Les tests antidopage à la baisse en Russie

Puisqu’il n’y a plus d’agence antidopage pour récolter les échantillons et aucun laboratoire pour les analyser, le nombre de tests antidopage réalisés en Russie a chuté jusqu’ici cette année.

L’Agence antidopage de Russie a été suspendue vers la fin de 2015 après qu’une enquête indépendante l’eut accusée d’avoir dissimulé des tests qui s’étaient révélés positifs à des substances interdites. La même enquête, dirigée par une commission indépendante de l’Agence mondiale antidopage sous l’égide du Montréalais Dick Pound, a entraîné la suspension de la Russie de la Fédération internationale d’athlétisme — et par le fait même son hypothétique exclusion des Jeux olympiques de Rio de Janeiro en août prochain.

En vertu de la suspension de son agence nationale, appelée RUSADA, une fenêtre de trois mois s’est créée au cours de laquelle presque aucun test n’a été réalisé. Cette réalité a changé lorsque l’Agence antidopage britannique a été assignée à la collecte des échantillons à compter du 20 février, a précisé la directrice générale par intérim de la RUSADA, Anna Antseliovich, à l’Associated Press.

Certains tests ont tout de même été effectués en Russie pendant cette période, sous la supervision de l’AMA et de fédérations sportives internationales, a mentionmé Antseliovich, mais « il y en a évidemment eu moins ». Elle s’attend d’ailleurs à ce que cette tendance se maintienne par rapport à 2015.

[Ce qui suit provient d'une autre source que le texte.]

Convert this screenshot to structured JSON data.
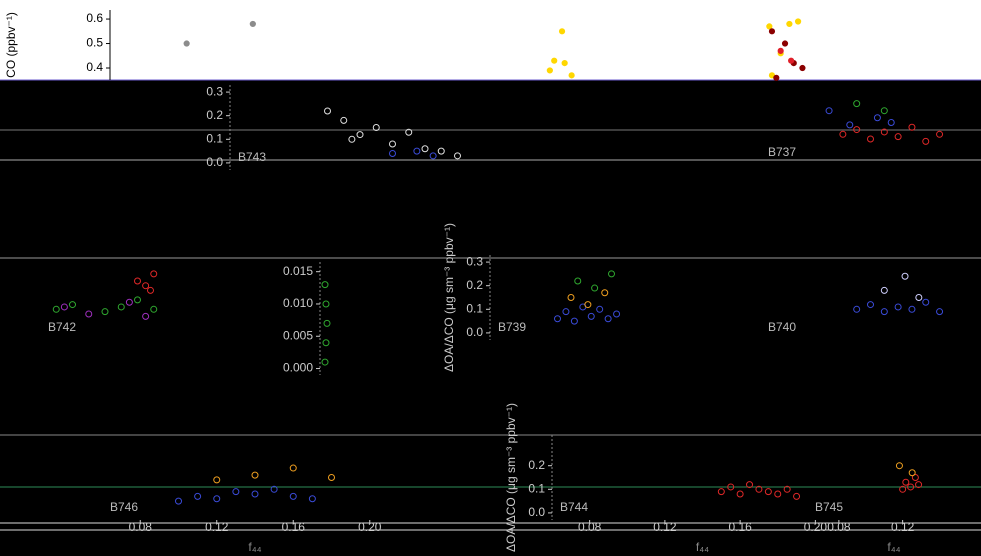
{
  "chart_data": [
    {
      "type": "scatter",
      "theme": "light",
      "ylabel": "CO (ppbv⁻¹)",
      "xlim": [
        0,
        1
      ],
      "ylim": [
        0.351,
        0.637
      ],
      "yticks": [
        0.4,
        0.5,
        0.6
      ],
      "series": [
        {
          "color": "#8c8c8c",
          "x": [
            0.088,
            0.164
          ],
          "values": [
            0.5,
            0.58
          ]
        },
        {
          "color": "#ffd700",
          "x": [
            0.519,
            0.51,
            0.522,
            0.505,
            0.53,
            0.757,
            0.78,
            0.79,
            0.76,
            0.77
          ],
          "values": [
            0.55,
            0.43,
            0.42,
            0.39,
            0.37,
            0.57,
            0.58,
            0.59,
            0.37,
            0.46
          ]
        },
        {
          "color": "#8b0000",
          "x": [
            0.76,
            0.775,
            0.785,
            0.795,
            0.765
          ],
          "values": [
            0.55,
            0.5,
            0.42,
            0.4,
            0.36
          ]
        },
        {
          "color": "#e0202a",
          "x": [
            0.77,
            0.782
          ],
          "values": [
            0.47,
            0.43
          ]
        }
      ]
    },
    {
      "type": "scatter",
      "title": "B743",
      "xlim": [
        0.06,
        0.22
      ],
      "ylim": [
        -0.03,
        0.33
      ],
      "yticks": [
        {
          "value": 0,
          "label": "0.0"
        },
        0.1,
        0.2,
        0.3
      ],
      "series": [
        {
          "color": "#e0e0e0",
          "x": [
            0.12,
            0.13,
            0.135,
            0.14,
            0.15,
            0.16,
            0.17,
            0.18,
            0.19,
            0.2
          ],
          "values": [
            0.22,
            0.18,
            0.1,
            0.12,
            0.15,
            0.08,
            0.13,
            0.06,
            0.05,
            0.03
          ]
        },
        {
          "color": "#3a4bd8",
          "x": [
            0.16,
            0.175,
            0.185
          ],
          "values": [
            0.04,
            0.05,
            0.03
          ]
        }
      ]
    },
    {
      "type": "scatter",
      "title": "B737",
      "xlim": [
        0.06,
        0.22
      ],
      "ylim": [
        -0.03,
        0.33
      ],
      "series": [
        {
          "color": "#e02828",
          "x": [
            0.12,
            0.13,
            0.14,
            0.15,
            0.16,
            0.17,
            0.18,
            0.19
          ],
          "values": [
            0.1,
            0.12,
            0.08,
            0.11,
            0.09,
            0.13,
            0.07,
            0.1
          ]
        },
        {
          "color": "#3a4bd8",
          "x": [
            0.11,
            0.125,
            0.145,
            0.155
          ],
          "values": [
            0.2,
            0.14,
            0.17,
            0.15
          ]
        },
        {
          "color": "#2fa82f",
          "x": [
            0.13,
            0.15
          ],
          "values": [
            0.23,
            0.2
          ]
        }
      ]
    },
    {
      "type": "scatter",
      "title": "B742",
      "xlim": [
        0.06,
        0.22
      ],
      "ylim": [
        -0.03,
        0.33
      ],
      "series": [
        {
          "color": "#2fa82f",
          "x": [
            0.07,
            0.08,
            0.1,
            0.11,
            0.12,
            0.13
          ],
          "values": [
            0.1,
            0.12,
            0.09,
            0.11,
            0.14,
            0.1
          ]
        },
        {
          "color": "#a030c0",
          "x": [
            0.075,
            0.09,
            0.115,
            0.125
          ],
          "values": [
            0.11,
            0.08,
            0.13,
            0.07
          ]
        },
        {
          "color": "#e02828",
          "x": [
            0.12,
            0.125,
            0.13,
            0.128
          ],
          "values": [
            0.22,
            0.2,
            0.25,
            0.18
          ]
        }
      ]
    },
    {
      "type": "scatter",
      "title": "B739",
      "ylabel": "ΔOA/ΔCO (μg sm⁻³ ppbv⁻¹)",
      "xlim": [
        0.06,
        0.22
      ],
      "ylim": [
        -0.03,
        0.33
      ],
      "yticks": [
        {
          "value": 0,
          "label": "0.0"
        },
        0.1,
        0.2,
        0.3
      ],
      "series": [
        {
          "color": "#3a4bd8",
          "x": [
            0.1,
            0.105,
            0.11,
            0.115,
            0.12,
            0.125,
            0.13,
            0.135
          ],
          "values": [
            0.06,
            0.09,
            0.05,
            0.11,
            0.07,
            0.1,
            0.06,
            0.08
          ]
        },
        {
          "color": "#f0a020",
          "x": [
            0.108,
            0.118,
            0.128
          ],
          "values": [
            0.15,
            0.12,
            0.17
          ]
        },
        {
          "color": "#2fa82f",
          "x": [
            0.112,
            0.122,
            0.132
          ],
          "values": [
            0.22,
            0.19,
            0.25
          ]
        }
      ]
    },
    {
      "type": "scatter",
      "title": "B740",
      "xlim": [
        0.06,
        0.22
      ],
      "ylim": [
        -0.03,
        0.33
      ],
      "series": [
        {
          "color": "#3a4bd8",
          "x": [
            0.13,
            0.14,
            0.15,
            0.16,
            0.17,
            0.18,
            0.19
          ],
          "values": [
            0.1,
            0.12,
            0.09,
            0.11,
            0.1,
            0.13,
            0.09
          ]
        },
        {
          "color": "#d0d0ff",
          "x": [
            0.15,
            0.165,
            0.175
          ],
          "values": [
            0.18,
            0.24,
            0.15
          ]
        }
      ]
    },
    {
      "type": "scatter",
      "title": "B746",
      "xlabel": "f₄₄",
      "xlim": [
        0.06,
        0.22
      ],
      "ylim": [
        -0.03,
        0.33
      ],
      "xticks": [
        0.08,
        0.12,
        0.16,
        {
          "value": 0.2,
          "label": "0.20"
        }
      ],
      "series": [
        {
          "color": "#3a4bd8",
          "x": [
            0.1,
            0.11,
            0.12,
            0.13,
            0.14,
            0.15,
            0.16,
            0.17
          ],
          "values": [
            0.05,
            0.07,
            0.06,
            0.09,
            0.08,
            0.1,
            0.07,
            0.06
          ]
        },
        {
          "color": "#f0a020",
          "x": [
            0.12,
            0.14,
            0.16,
            0.18
          ],
          "values": [
            0.14,
            0.16,
            0.19,
            0.15
          ]
        }
      ]
    },
    {
      "type": "scatter",
      "title": "B744",
      "xlabel": "f₄₄",
      "ylabel": "ΔOA/ΔCO (μg sm⁻³ ppbv⁻¹)",
      "xlim": [
        0.06,
        0.22
      ],
      "ylim": [
        -0.03,
        0.33
      ],
      "yticks": [
        {
          "value": 0,
          "label": "0.0"
        },
        0.1,
        0.2
      ],
      "xticks": [
        0.08,
        0.12,
        0.16,
        {
          "value": 0.2,
          "label": "0.20"
        }
      ],
      "series": [
        {
          "color": "#e02828",
          "x": [
            0.15,
            0.155,
            0.16,
            0.165,
            0.17,
            0.175,
            0.18,
            0.185,
            0.19
          ],
          "values": [
            0.09,
            0.11,
            0.08,
            0.12,
            0.1,
            0.09,
            0.08,
            0.1,
            0.07
          ]
        }
      ]
    },
    {
      "type": "scatter",
      "title": "B745",
      "xlabel": "f₄₄",
      "xlim": [
        0.06,
        0.22
      ],
      "ylim": [
        -0.03,
        0.33
      ],
      "xticks": [
        0.08,
        0.12
      ],
      "series": [
        {
          "color": "#e02828",
          "x": [
            0.12,
            0.122,
            0.125,
            0.128,
            0.13
          ],
          "values": [
            0.1,
            0.13,
            0.11,
            0.15,
            0.12
          ]
        },
        {
          "color": "#f0a020",
          "x": [
            0.118,
            0.126
          ],
          "values": [
            0.2,
            0.17
          ]
        }
      ]
    },
    {
      "type": "scatter",
      "xlim": [
        0.06,
        0.22
      ],
      "ylim": [
        -0.001,
        0.0165
      ],
      "yticks": [
        {
          "value": 0,
          "label": "0.000"
        },
        0.005,
        {
          "value": 0.01,
          "label": "0.010"
        },
        0.015
      ],
      "series": [
        {
          "color": "#2fa82f",
          "x": [
            0.065,
            0.066,
            0.067,
            0.066,
            0.065
          ],
          "values": [
            0.001,
            0.004,
            0.007,
            0.01,
            0.013
          ]
        }
      ]
    }
  ]
}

Plusieurs athlètes russes ont échoué à des tests antidopages au meldonium, une drogue qui a été ajoutée à la liste des substances interdites le 1er janvier. Dans la plupart des cas, comme dans celui de la joueuse de tennis Maria Sharapova, il semble toutefois que ces échantillons ont été récoltés lors d’événements tenus à l’extérieur de la Russie.

« Nous n’avons pas les données, parce que le plan de dépistage est conçu par l’UKAD, mais l’accent sera mis sur le dépistage ciblé, a expliqué Antseliovich en entrevue mercredi. Ce n’est pas une question de quantité de tests réalisés, mais bien de qualité. Donc, oui, il y en aura moins, mais nous pouvons espérer en augmenter l’efficacité. »

Les responsables du dépistage se concentreront sur les athlètes des équipes olympique et paralympique russes, tandis que les athlètes de second tiers qui participent par exemple à des compétitions régionales devraient être relativement épargnés.

À la défense de Sharapova

Jeudi, le ministre des Affaires étrangères de la Russie, Sergueï Lavrov, s’est par ailleurs porté à la défense de Sharapova en déclarant que le meldonium n’aurait jamais dû être interdit.

Faisant écho aux commentaires émis par l’inventeur du médicament, Lavrov a confié qu’il s’agit d’« une décision très étrange, selon l’opinion des experts », d’inscrire le meldonium sur la liste des substances prohibées.

« Ces derniers jours, personne n’a empêché les spécialistes d’émettre des commentaires, dont l’inventeur du médicament, a souligné Lavrov sur les ondes du réseau de télévision russe Ren TV. Ils ont expliqué clairement et de manière très professionnelle que ce n’est pas du dopage, mais une méthode normale pour soutenir le corps et ses capacités vitales. »

Le meldonium, un médicament destiné à améliorer le flux sanguin, fut historiquement utilisé par les soldats de l’Union soviétique pour augmenter leur ténacité.